QuoteDo you want to link city growth to food supply at some future point?

The two are already linked in a general sense (even in Standard): although food production specifically is not differentiated, the supply of products to consumer industries in each town is one of the factors taken into account in determining each town's growth.

Also, into the passenger-and-mail-classes branch I have merged another branch on which I worked a few months ago, the logistics branch. It partly links passenger traffic to the supply of products to consumer industries generally (although does not differentiate food in particular).

With this new code, consumer industries will only accept visiting passengers when they have goods to sell, and will sell goods in proportion to the number of visiting passengers rather than steadily depleting their stock with time. Industries need a steady supply of commuting passengers to produce goods, but workers will be laid off if the supply chain is not working properly, either because raw materials are not being supplied, or because products are not being taken away.

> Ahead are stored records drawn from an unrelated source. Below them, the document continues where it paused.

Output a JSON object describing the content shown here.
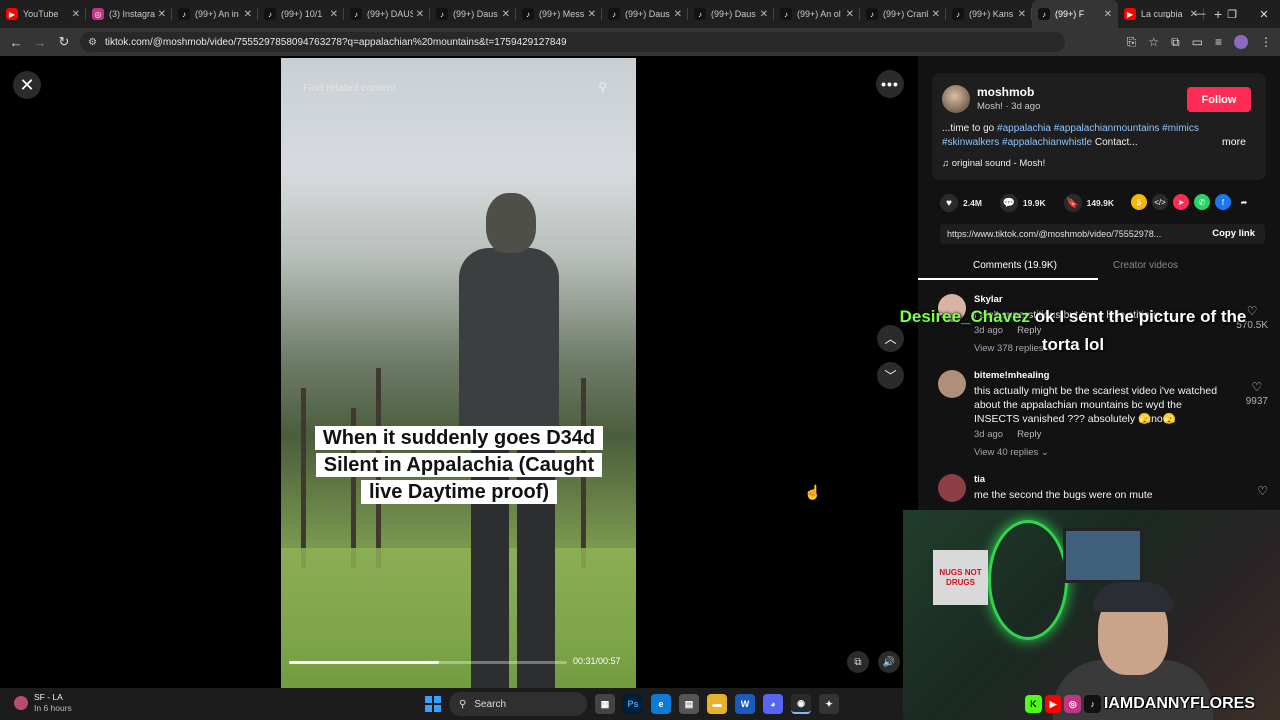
{
  "browser": {
    "tabs": [
      {
        "label": "YouTube",
        "icon": "youtube-icon",
        "color": "#ff0000",
        "glyph": "▶"
      },
      {
        "label": "(3) Instagram",
        "icon": "instagram-icon",
        "color": "#c13584",
        "glyph": "◎"
      },
      {
        "label": "(99+) An in",
        "icon": "tiktok-icon",
        "color": "#111111",
        "glyph": "♪"
      },
      {
        "label": "(99+) 10/1",
        "icon": "tiktok-icon",
        "color": "#111111",
        "glyph": "♪"
      },
      {
        "label": "(99+) DAUS",
        "icon": "tiktok-icon",
        "color": "#111111",
        "glyph": "♪"
      },
      {
        "label": "(99+) Daus",
        "icon": "tiktok-icon",
        "color": "#111111",
        "glyph": "♪"
      },
      {
        "label": "(99+) Mess",
        "icon": "tiktok-icon",
        "color": "#111111",
        "glyph": "♪"
      },
      {
        "label": "(99+) Daus",
        "icon": "tiktok-icon",
        "color": "#111111",
        "glyph": "♪"
      },
      {
        "label": "(99+) Daus",
        "icon": "tiktok-icon",
        "color": "#111111",
        "glyph": "♪"
      },
      {
        "label": "(99+) An ol",
        "icon": "tiktok-icon",
        "color": "#111111",
        "glyph": "♪"
      },
      {
        "label": "(99+) Cranl",
        "icon": "tiktok-icon",
        "color": "#111111",
        "glyph": "♪"
      },
      {
        "label": "(99+) Kans",
        "icon": "tiktok-icon",
        "color": "#111111",
        "glyph": "♪"
      },
      {
        "label": "(99+) F",
        "icon": "tiktok-icon",
        "color": "#111111",
        "glyph": "♪",
        "active": true
      },
      {
        "label": "La cumbia",
        "icon": "youtube-icon",
        "color": "#ff0000",
        "glyph": "▶"
      }
    ],
    "url": "tiktok.com/@moshmob/video/7555297858094763278?q=appalachian%20mountains&t=1759429127849"
  },
  "video": {
    "search_placeholder": "Find related content",
    "caption": "When it suddenly goes D34d Silent in Appalachia (Caught live Daytime proof)",
    "timecode": "00:31/00:57",
    "progress": 0.54
  },
  "post": {
    "author": "moshmob",
    "meta": "Mosh! · 3d ago",
    "follow_label": "Follow",
    "desc_prefix": "...time to go ",
    "tags_line1": "#appalachia #appalachianmountains #mimics",
    "tags_line2": "#skinwalkers #appalachianwhistle",
    "desc_suffix": " Contact...",
    "more_label": "more",
    "sound": "original sound - Mosh!",
    "likes": "2.4M",
    "comments": "19.9K",
    "saves": "149.9K",
    "link": "https://www.tiktok.com/@moshmob/video/75552978...",
    "copy_label": "Copy link"
  },
  "tabs": {
    "comments": "Comments (19.9K)",
    "creator": "Creator videos"
  },
  "comments": [
    {
      "user": "Skylar",
      "text": "I ain't superstitious but I'm a little stitious",
      "time": "3d ago",
      "reply": "Reply",
      "replies": "View 378 replies",
      "likes": "570.5K",
      "avatar": "#d7b3a5"
    },
    {
      "user": "biteme!mhealing",
      "text": "this actually might be the scariest video i've watched about the appalachian mountains bc wyd the INSECTS vanished ??? absolutely 🫣no🫣",
      "time": "3d ago",
      "reply": "Reply",
      "replies": "View 40 replies",
      "likes": "9937",
      "avatar": "#b08f7a"
    },
    {
      "user": "tia",
      "text": "me the second the bugs were on mute",
      "time": "",
      "reply": "",
      "replies": "",
      "likes": "",
      "avatar": "#8a3f46"
    }
  ],
  "stream": {
    "chat_name": "Desiree_Chavez",
    "chat_message": "ok I sent the picture of the torta lol",
    "handle": "IAMDANNYFLORES",
    "sign_text": "NUGS NOT DRUGS"
  },
  "taskbar": {
    "weather_title": "SF - LA",
    "weather_sub": "In 6 hours",
    "search_label": "Search"
  },
  "colors": {
    "follow": "#fe2c55",
    "hashtag": "#8ec5ff",
    "chat_name": "#7dff4a"
  }
}
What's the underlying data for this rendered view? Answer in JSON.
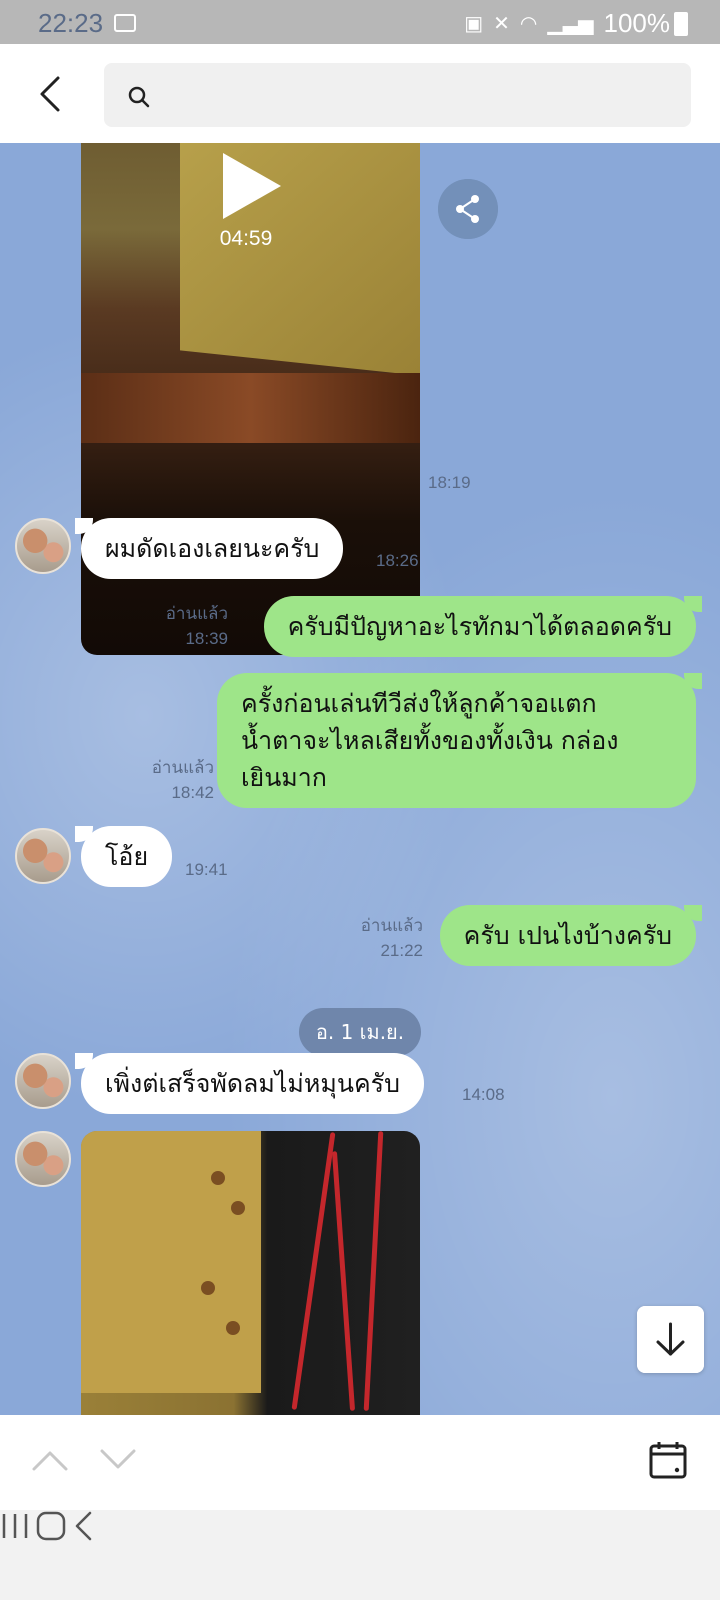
{
  "status_bar": {
    "time": "22:23",
    "battery": "100%"
  },
  "search": {
    "placeholder": ""
  },
  "messages": {
    "video1": {
      "duration": "04:59",
      "time": "18:19"
    },
    "m1": {
      "text": "ผมดัดเองเลยนะครับ",
      "time": "18:26"
    },
    "m2": {
      "text": "ครับมีปัญหาอะไรทักมาได้ตลอดครับ",
      "read": "อ่านแล้ว",
      "time": "18:39"
    },
    "m3": {
      "line1": "ครั้งก่อนเล่นทีวีส่งให้ลูกค้าจอแตก",
      "line2": "น้ำตาจะไหลเสียทั้งของทั้งเงิน กล่อง",
      "line3": "เยินมาก",
      "read": "อ่านแล้ว",
      "time": "18:42"
    },
    "m4": {
      "text": "โอ้ย",
      "time": "19:41"
    },
    "m5": {
      "text": "ครับ เปนไงบ้างครับ",
      "read": "อ่านแล้ว",
      "time": "21:22"
    },
    "date_separator": "อ. 1 เม.ย.",
    "m6": {
      "text": "เพิ่งต่เสร็จพัดลมไม่หมุนครับ",
      "time": "14:08"
    }
  },
  "icons": [
    "back-arrow-icon",
    "search-icon",
    "play-icon",
    "share-icon",
    "scroll-down-arrow-icon",
    "chevron-up-icon",
    "chevron-down-icon",
    "calendar-icon",
    "recents-icon",
    "home-icon",
    "system-back-icon"
  ],
  "colors": {
    "chat_bg": "#8aa8d8",
    "outgoing_bubble": "#9ee589",
    "incoming_bubble": "#ffffff"
  }
}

It is this new mechanism that makes calibration of industry production/consumption especially critical, which is why I am focussing so much on this task together with the passenger and mail classes feature.


And if so, is there a plan to incorporate portals or will each map forever have to be self sufficient?


There is a plan eventually to have overseas destinations from which goods can be imported and to which goods can be exported, although this is a lower priority at present than completing the passenger and mail classes feature and other balance critical features.

Quote from: Vladki on August 31, 2017, 08:09:37 PM
There's one thing i do not clearly understand. What is the relation between real and simulated timescale?

Let's have a factory (or field) that in real world has production 12 tons/year (per tile). In dat files we put monthly production, so should I put 1 ton/month there?
Or do I have to calculate using hours? Game has 6:24 (6.4) hours/month instead of real world's (30*24=) 720 hours/month. So do I have to divide the production by 112.5 ?
What if I have different bits_per_month setting? How will that affect the production in game? Is that affected also by meters per tile ?

Factory production always uses the game's short timescale. In Pak128.Britain-Ex, that means that each nominal month is 6.4 hours long. Because we do not simulate the night time when most factories are not operating, we assume that a day consists of 16 hours. So, a factory with x production per year would have x/365 production per day, and ((x/365)/16) * 6.4 production per nominal month. This is further adjusted for the meters per tile and bits per month setting. In Pak128.Britain-Ex, this involves halving the number in the .dat file to produce the equivalent value in game (i.e., a production of 100 in game is achieved by a .dat file value of 50 with Pak128.Britain-Ex's current settings for meters per tile and bits per month).

For factories, such as oil refineries, that produce 24 hours per day, you will need to replace 16 with 24 in the above equation.